Healthy Choice Becomes Focal Point: Government Redesigns Retail Landscape
 
    
    Den Haag, maandag, 16 juni 2025.
State Secretary Karremans unveils a groundbreaking prevention strategy aimed at fundamentally reforming retail environments. The approach focuses on seven crucial living environments, with the central objective of making healthy food choices more attractive and accessible. Without patronising or coercive measures, the government wants to stimulate retailers to prominently position healthier products. Particularly noteworthy is the focus on environments such as supermarkets, schools, and daily recreation, where healthy alternatives are currently often overlooked. The strategy is pragmatically designed: measurable goals, flexible policy, and focused on what truly makes an impact. A promising approach that places consumer choice at the centre while simultaneously strengthening the infrastructure for healthier food selections.
Government Approach for Retail Environment
State Secretary Karremans presents a strategic approach that aims to transform retail environments by placing healthy food choices at the centre. The new prevention strategy specifically targets seven crucial living environments, including supermarkets, schools, and leisure locations [1]. The approach is deliberately non-patronising, focusing on creating an infrastructure that makes healthy choices more attractive [2].

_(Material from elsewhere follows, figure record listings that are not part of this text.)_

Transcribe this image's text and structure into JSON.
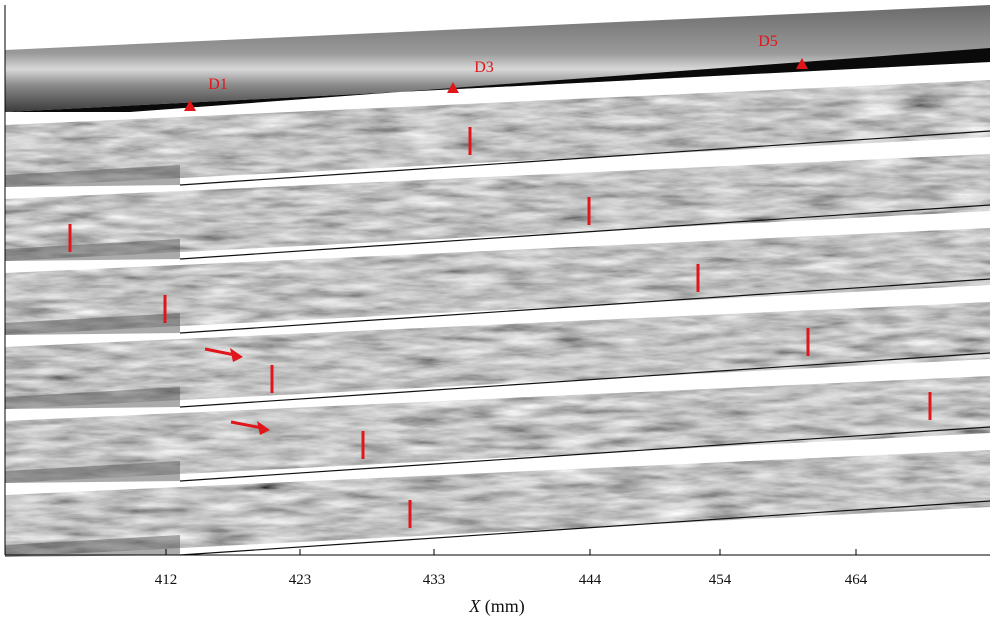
{
  "figure": {
    "annotations": [
      "D1",
      "D3",
      "D5"
    ],
    "x_axis": {
      "ticks": [
        "412",
        "423",
        "433",
        "444",
        "454",
        "464"
      ],
      "label_symbol": "X",
      "label_unit": "(mm)"
    }
  }
}
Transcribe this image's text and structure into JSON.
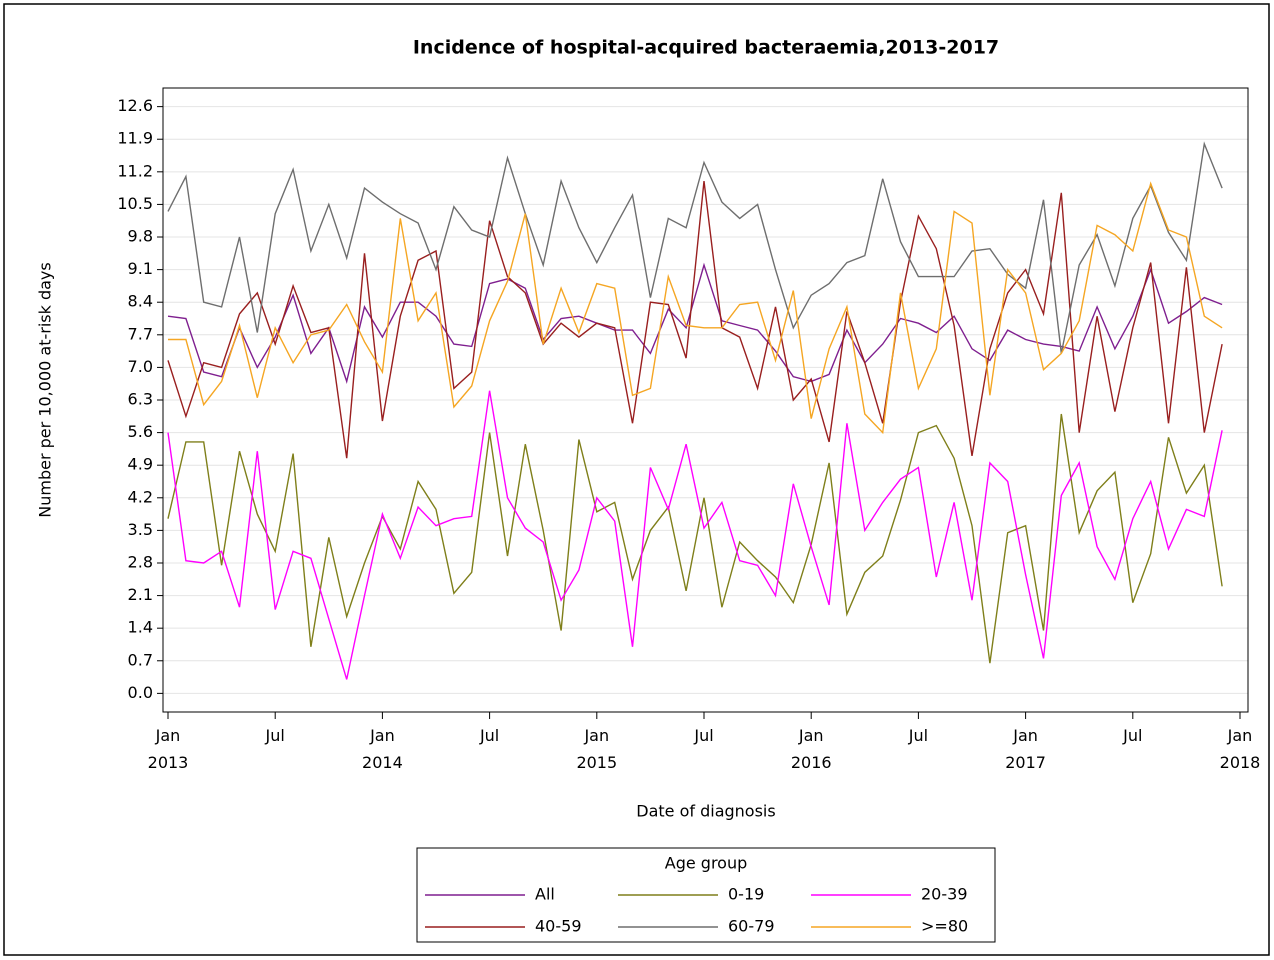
{
  "chart_data": {
    "type": "line",
    "title": "Incidence of hospital-acquired bacteraemia,2013-2017",
    "x_label": "Date of diagnosis",
    "y_label": "Number per 10,000 at-risk days",
    "x": [
      "2013-01",
      "2013-02",
      "2013-03",
      "2013-04",
      "2013-05",
      "2013-06",
      "2013-07",
      "2013-08",
      "2013-09",
      "2013-10",
      "2013-11",
      "2013-12",
      "2014-01",
      "2014-02",
      "2014-03",
      "2014-04",
      "2014-05",
      "2014-06",
      "2014-07",
      "2014-08",
      "2014-09",
      "2014-10",
      "2014-11",
      "2014-12",
      "2015-01",
      "2015-02",
      "2015-03",
      "2015-04",
      "2015-05",
      "2015-06",
      "2015-07",
      "2015-08",
      "2015-09",
      "2015-10",
      "2015-11",
      "2015-12",
      "2016-01",
      "2016-02",
      "2016-03",
      "2016-04",
      "2016-05",
      "2016-06",
      "2016-07",
      "2016-08",
      "2016-09",
      "2016-10",
      "2016-11",
      "2016-12",
      "2017-01",
      "2017-02",
      "2017-03",
      "2017-04",
      "2017-05",
      "2017-06",
      "2017-07",
      "2017-08",
      "2017-09",
      "2017-10",
      "2017-11",
      "2017-12"
    ],
    "xlim": [
      "2013-01",
      "2018-01"
    ],
    "xticks": [
      {
        "value": "2013-01",
        "label": "Jan 2013"
      },
      {
        "value": "2013-07",
        "label": "Jul"
      },
      {
        "value": "2014-01",
        "label": "Jan 2014"
      },
      {
        "value": "2014-07",
        "label": "Jul"
      },
      {
        "value": "2015-01",
        "label": "Jan 2015"
      },
      {
        "value": "2015-07",
        "label": "Jul"
      },
      {
        "value": "2016-01",
        "label": "Jan 2016"
      },
      {
        "value": "2016-07",
        "label": "Jul"
      },
      {
        "value": "2017-01",
        "label": "Jan 2017"
      },
      {
        "value": "2017-07",
        "label": "Jul"
      },
      {
        "value": "2018-01",
        "label": "Jan 2018"
      }
    ],
    "ylim": [
      -0.4,
      13.0
    ],
    "yticks": [
      {
        "value": 0,
        "label": "0.0"
      },
      0.7,
      1.4,
      2.1,
      2.8,
      3.5,
      4.2,
      4.9,
      5.6,
      6.3,
      {
        "value": 7,
        "label": "7.0"
      },
      7.7,
      8.4,
      9.1,
      9.8,
      10.5,
      11.2,
      11.9,
      12.6
    ],
    "grid": true,
    "legend_title": "Age group",
    "series": [
      {
        "name": "All",
        "color": "#7f1f8f",
        "values": [
          8.1,
          8.05,
          6.9,
          6.8,
          7.85,
          7.0,
          7.65,
          8.55,
          7.3,
          7.85,
          6.7,
          8.3,
          7.65,
          8.4,
          8.4,
          8.1,
          7.5,
          7.45,
          8.8,
          8.9,
          8.7,
          7.6,
          8.05,
          8.1,
          7.95,
          7.8,
          7.8,
          7.3,
          8.25,
          7.85,
          9.2,
          8.0,
          7.9,
          7.8,
          7.35,
          6.8,
          6.7,
          6.85,
          7.8,
          7.1,
          7.5,
          8.05,
          7.95,
          7.75,
          8.1,
          7.4,
          7.15,
          7.8,
          7.6,
          7.5,
          7.45,
          7.35,
          8.3,
          7.4,
          8.1,
          9.1,
          7.95,
          8.2,
          8.5,
          8.35
        ]
      },
      {
        "name": "0-19",
        "color": "#7f7f1a",
        "values": [
          3.75,
          5.4,
          5.4,
          2.75,
          5.2,
          3.85,
          3.05,
          5.15,
          1.0,
          3.35,
          1.65,
          2.8,
          3.8,
          3.1,
          4.55,
          3.95,
          2.15,
          2.6,
          5.6,
          2.95,
          5.35,
          3.5,
          1.35,
          5.45,
          3.9,
          4.1,
          2.45,
          3.5,
          4.0,
          2.2,
          4.2,
          1.85,
          3.25,
          2.85,
          2.5,
          1.95,
          3.2,
          4.95,
          1.7,
          2.6,
          2.95,
          4.15,
          5.6,
          5.75,
          5.05,
          3.6,
          0.65,
          3.45,
          3.6,
          1.35,
          6.0,
          3.45,
          4.35,
          4.75,
          1.95,
          3.0,
          5.5,
          4.3,
          4.9,
          2.3
        ]
      },
      {
        "name": "20-39",
        "color": "#ff00ff",
        "values": [
          5.6,
          2.85,
          2.8,
          3.05,
          1.85,
          5.2,
          1.8,
          3.05,
          2.9,
          1.6,
          0.3,
          2.1,
          3.85,
          2.9,
          4.0,
          3.6,
          3.75,
          3.8,
          6.5,
          4.2,
          3.55,
          3.25,
          2.0,
          2.65,
          4.2,
          3.7,
          1.0,
          4.85,
          3.95,
          5.35,
          3.55,
          4.1,
          2.85,
          2.75,
          2.1,
          4.5,
          3.15,
          1.9,
          5.8,
          3.5,
          4.1,
          4.6,
          4.85,
          2.5,
          4.1,
          2.0,
          4.95,
          4.55,
          2.55,
          0.75,
          4.25,
          4.95,
          3.15,
          2.45,
          3.75,
          4.55,
          3.1,
          3.95,
          3.8,
          5.65
        ]
      },
      {
        "name": "40-59",
        "color": "#991f1f",
        "values": [
          7.15,
          5.95,
          7.1,
          7.0,
          8.15,
          8.6,
          7.5,
          8.75,
          7.75,
          7.85,
          5.05,
          9.45,
          5.85,
          8.1,
          9.3,
          9.5,
          6.55,
          6.9,
          10.15,
          8.95,
          8.6,
          7.5,
          7.95,
          7.65,
          7.95,
          7.85,
          5.8,
          8.4,
          8.35,
          7.2,
          11.0,
          7.85,
          7.65,
          6.55,
          8.3,
          6.3,
          6.75,
          5.4,
          8.2,
          7.1,
          5.8,
          8.4,
          10.25,
          9.55,
          7.9,
          5.1,
          7.4,
          8.6,
          9.1,
          8.15,
          10.75,
          5.6,
          8.1,
          6.05,
          7.85,
          9.25,
          5.8,
          9.15,
          5.6,
          7.5
        ]
      },
      {
        "name": "60-79",
        "color": "#6e6e6e",
        "values": [
          10.35,
          11.1,
          8.4,
          8.3,
          9.8,
          7.75,
          10.3,
          11.25,
          9.5,
          10.5,
          9.35,
          10.85,
          10.55,
          10.3,
          10.1,
          9.1,
          10.45,
          9.95,
          9.8,
          11.5,
          10.3,
          9.2,
          11.0,
          10.0,
          9.25,
          10.0,
          10.7,
          8.5,
          10.2,
          10.0,
          11.4,
          10.55,
          10.2,
          10.5,
          9.1,
          7.85,
          8.55,
          8.8,
          9.25,
          9.4,
          11.05,
          9.7,
          8.95,
          8.95,
          8.95,
          9.5,
          9.55,
          9.0,
          8.7,
          10.6,
          7.3,
          9.2,
          9.85,
          8.75,
          10.2,
          10.9,
          9.9,
          9.3,
          11.8,
          10.85
        ]
      },
      {
        "name": ">=80",
        "color": "#f5a623",
        "values": [
          7.6,
          7.6,
          6.2,
          6.7,
          7.9,
          6.35,
          7.85,
          7.1,
          7.7,
          7.8,
          8.35,
          7.55,
          6.9,
          10.2,
          8.0,
          8.6,
          6.15,
          6.6,
          8.0,
          8.85,
          10.3,
          7.5,
          8.7,
          7.75,
          8.8,
          8.7,
          6.4,
          6.55,
          8.95,
          7.9,
          7.85,
          7.85,
          8.35,
          8.4,
          7.15,
          8.65,
          5.9,
          7.4,
          8.3,
          6.0,
          5.6,
          8.6,
          6.55,
          7.4,
          10.35,
          10.1,
          6.4,
          9.1,
          8.6,
          6.95,
          7.3,
          8.0,
          10.05,
          9.85,
          9.5,
          10.95,
          9.95,
          9.8,
          8.1,
          7.85
        ]
      }
    ]
  }
}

Seven Strategic Environments
The strategy encompasses targeted interventions in seven developmental environments: home, school, workplace, supermarkets, online, healthcare, and daily recreation [1]. Specifically for supermarkets, Karremans wants to make concrete agreements about increasing the proportion of healthy products [3]. Moreover, municipalities will be given space to implement additional local measures around schools to facilitate healthier choices [2].
Pragmatic Measurability
A unique aspect of the strategy is the emphasis on concrete, measurable goals. Karremans stresses that this is a ‘living document’: pragmatic, flexible, and focused on what actually works [1]. The approach does not centrally mandate behaviour, but creates an environment that makes healthy choices more logical and appealing [2].